Juniors Fleming and Filer enter year No. 3, scheme No. 3, and defensive play-caller No. 3 of their college careers. Seniors Neal and Smith have nearly come full circle, though the 3-4 defense in which the pair competed in 2007 differs greatly from Diaco's scheme.
"It's not easy," Diaco said of preparing his inside ‘backers for action. "You have to spend a lot of time thinking about practice and thinking about each specific player to give them the things that they need (to be successful). Everybody's style is different, but we try not to give them too much.
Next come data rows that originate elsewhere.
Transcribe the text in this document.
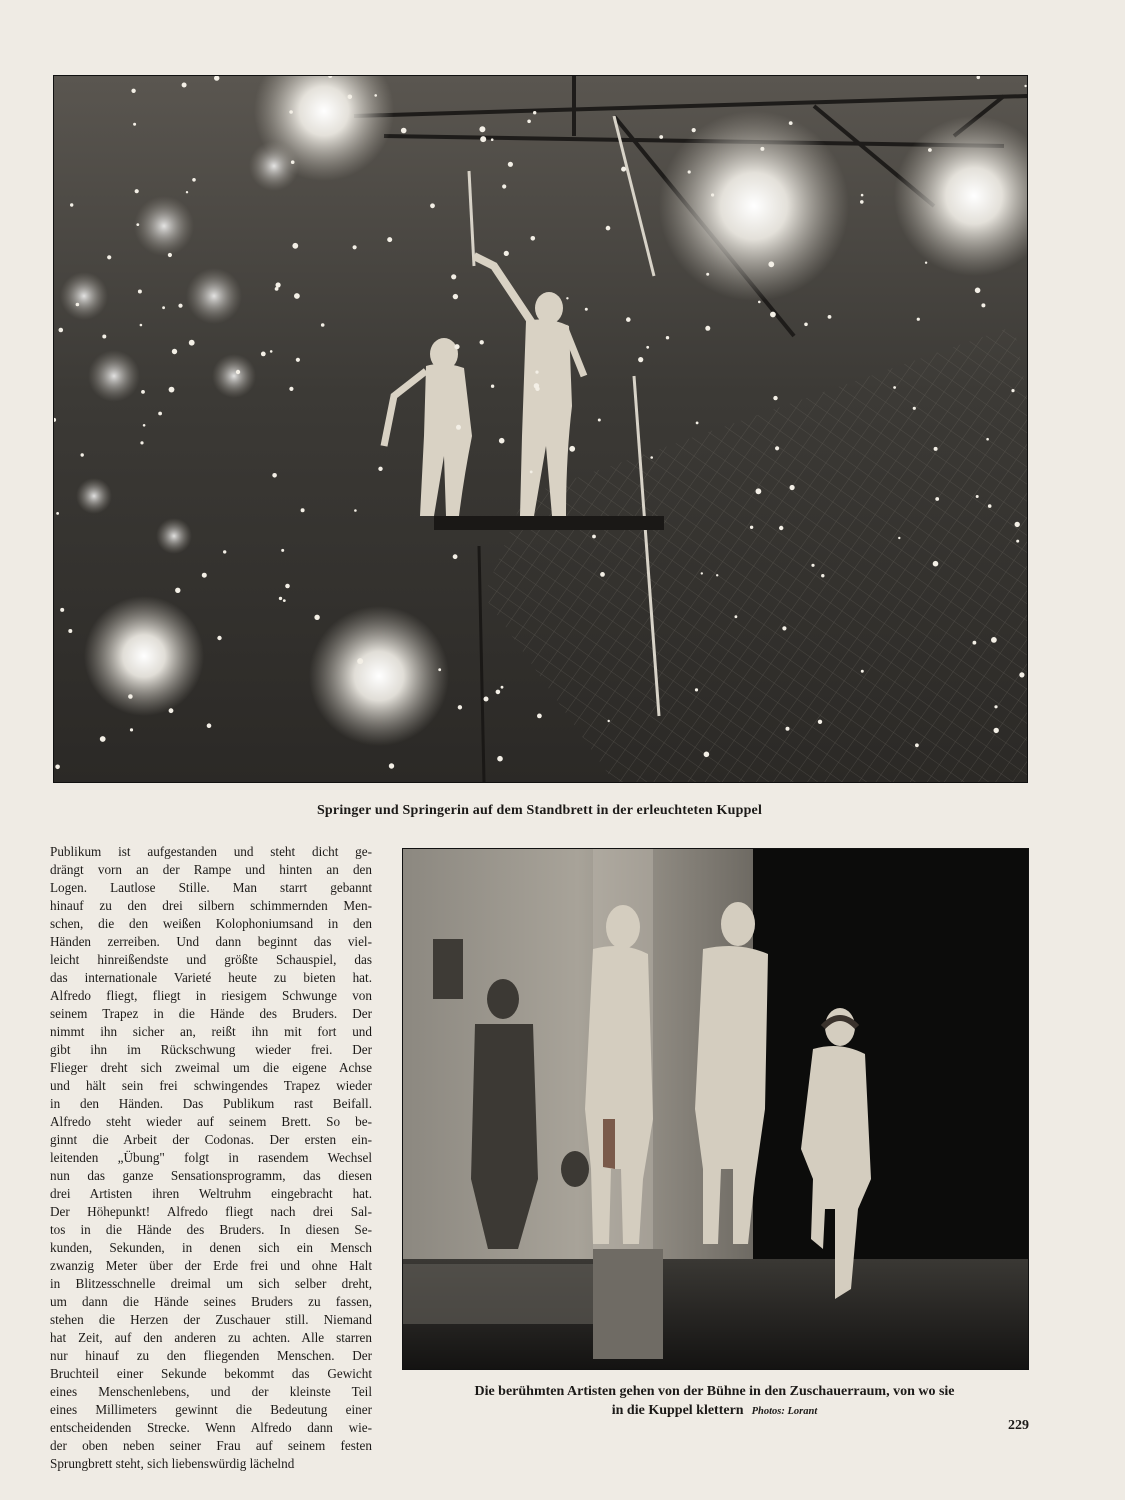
Springer und Springerin auf dem Standbrett in der erleuchteten Kuppel
Publikum ist aufgestanden und steht dicht ge-
drängt vorn an der Rampe und hinten an den
Logen. Lautlose Stille. Man starrt gebannt
hinauf zu den drei silbern schimmernden Men-
schen, die den weißen Kolophoniumsand in den
Händen zerreiben. Und dann beginnt das viel-
leicht hinreißendste und größte Schauspiel, das
das internationale Varieté heute zu bieten hat.
Alfredo fliegt, fliegt in riesigem Schwunge von
seinem Trapez in die Hände des Bruders. Der
nimmt ihn sicher an, reißt ihn mit fort und
gibt ihn im Rückschwung wieder frei. Der
Flieger dreht sich zweimal um die eigene Achse
und hält sein frei schwingendes Trapez wieder
in den Händen. Das Publikum rast Beifall.
Alfredo steht wieder auf seinem Brett. So be-
ginnt die Arbeit der Codonas. Der ersten ein-
leitenden „Übung" folgt in rasendem Wechsel
nun das ganze Sensationsprogramm, das diesen
drei Artisten ihren Weltruhm eingebracht hat.
Der Höhepunkt! Alfredo fliegt nach drei Sal-
tos in die Hände des Bruders. In diesen Se-
kunden, Sekunden, in denen sich ein Mensch
zwanzig Meter über der Erde frei und ohne Halt
in Blitzesschnelle dreimal um sich selber dreht,
um dann die Hände seines Bruders zu fassen,
stehen die Herzen der Zuschauer still. Niemand
hat Zeit, auf den anderen zu achten. Alle starren
nur hinauf zu den fliegenden Menschen. Der
Bruchteil einer Sekunde bekommt das Gewicht
eines Menschenlebens, und der kleinste Teil
eines Millimeters gewinnt die Bedeutung einer
entscheidenden Strecke. Wenn Alfredo dann wie-
der oben neben seiner Frau auf seinem festen
Sprungbrett steht, sich liebenswürdig lächelnd
Die berühmten Artisten gehen von der Bühne in den Zuschauerraum, von wo sie
in die Kuppel klettern Photos: Lorant
229
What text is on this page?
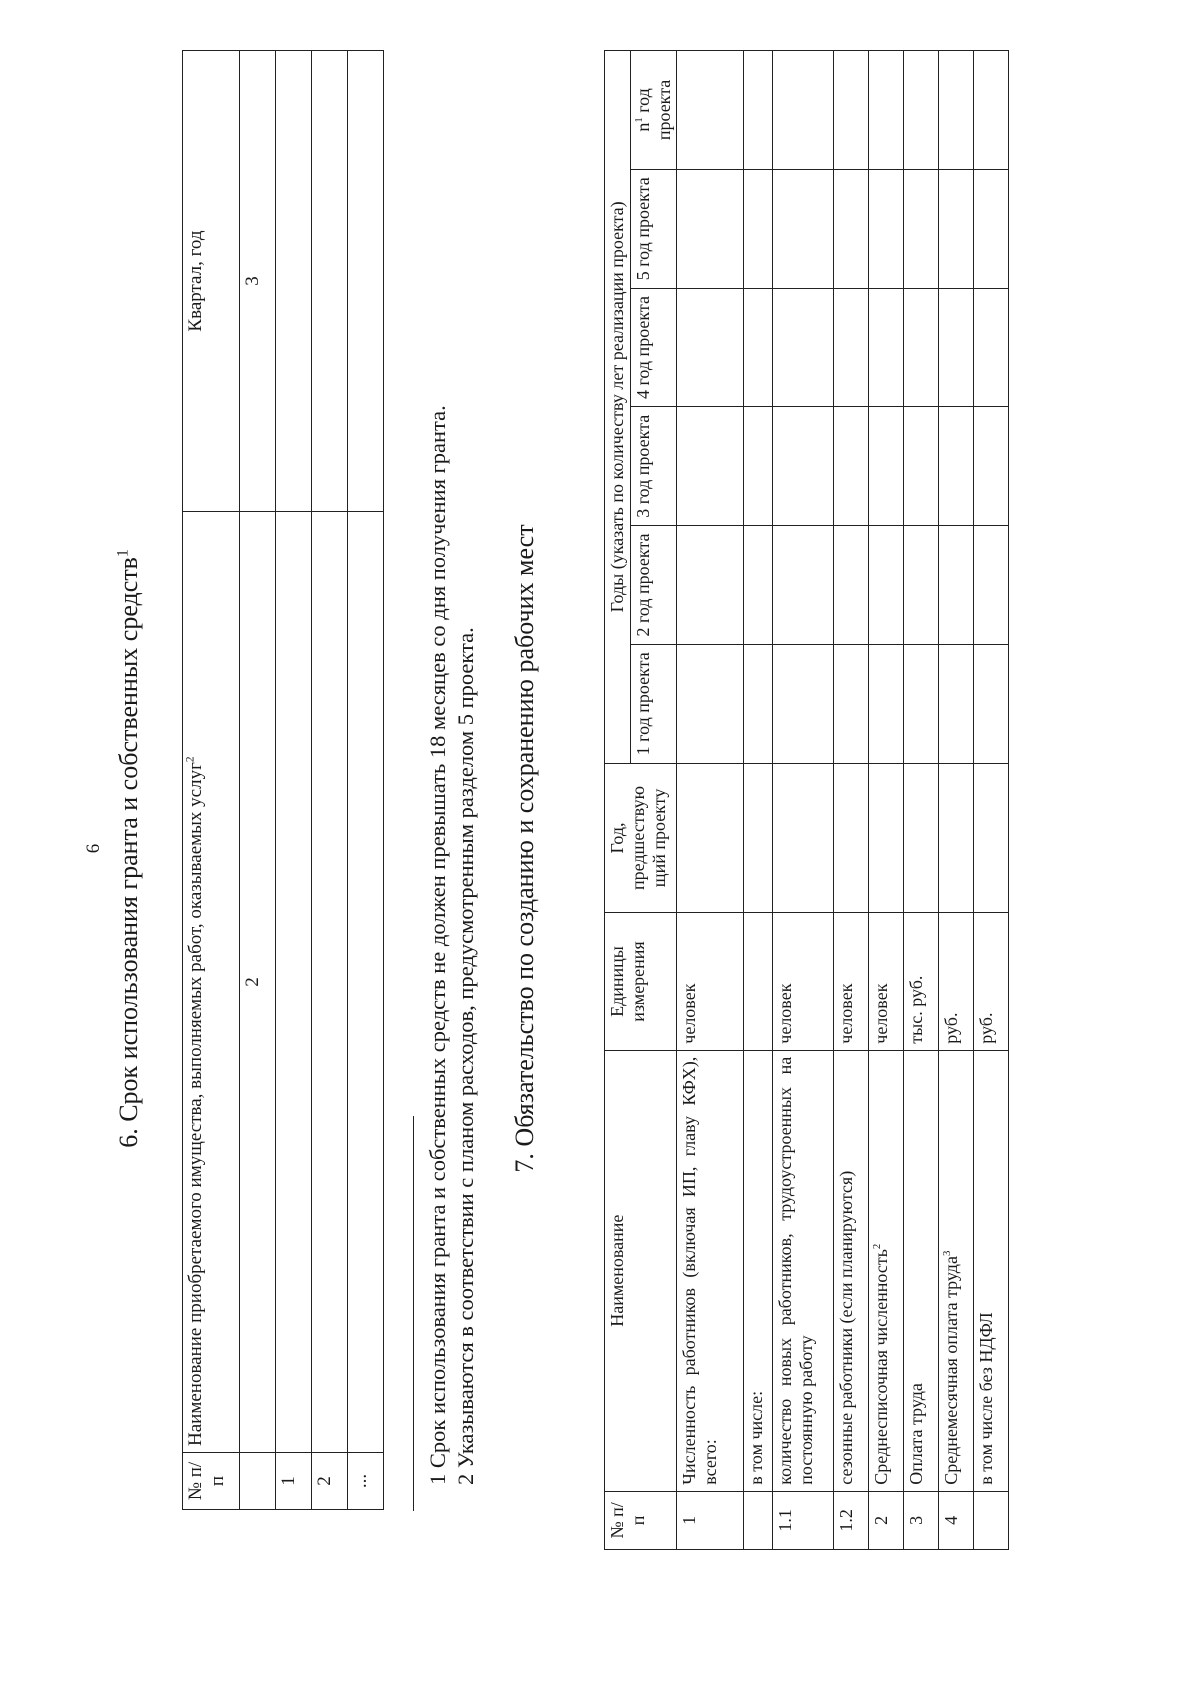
6 6. Срок использования гранта и собственных средств$^1$
№ п/п	Наименование приобретаемого имущества, выполняемых работ, оказываемых услуг$^2$	Квартал, год
	2	3
1		
2		
...		1 Срок использования гранта и собственных средств не должен превышать 18 месяцев со дня получения гранта. 2 Указываются в соответствии с планом расходов, предусмотренным разделом 5 проекта. 7. Обязательство по созданию и сохранению рабочих мест
№ п/п	Наименование	Единицы измерения	Год, предшествую щий проекту	Годы (указать по количеству лет реализации проекта)					
				1 год проекта	2 год проекта	3 год проекта	4 год проекта	5 год проекта	$n^1$ год проекта
1	Численность работников (включая ИП, главу КФХ), всего:	человек							
	в том числе:								
1.1	количество новых работников, трудоустроенных на постоянную работу	человек							
1.2	сезонные работники (если планируются)	человек							
2	Среднесписочная численность$^2$	человек							
3	Оплата труда	тыс. руб.							
4	Среднемесячная оплата труда$^3$	руб.							
	в том числе без НДФЛ	руб.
We try to go to practice and give the player one thing to improve on in that particular practice."
As for the battle for game reps next to the talented Te'o, Diaco will continue to search for the best combination.
"We just have to get them to continue to grow their assets; really focus and work on their liabilities, so that they're really functional players for the different things that will happen."
The finer points will be drilled by Diaco, a former All-Big 10 inside ‘backer who can also impart his intimate knowledge of the craft as the two underclassmen grow into players.
But as Kelly pointed out Tuesday, the Notre Dame program doesn't have the luxury of looking toward the future. The defense, the linebackers, and McDonald and Calabrese must be ready to play and win beginning September 4.
Can the Irish find the right combination or setting for success? As Kelly concluded Tuesday:
"I think that's what I get paid for."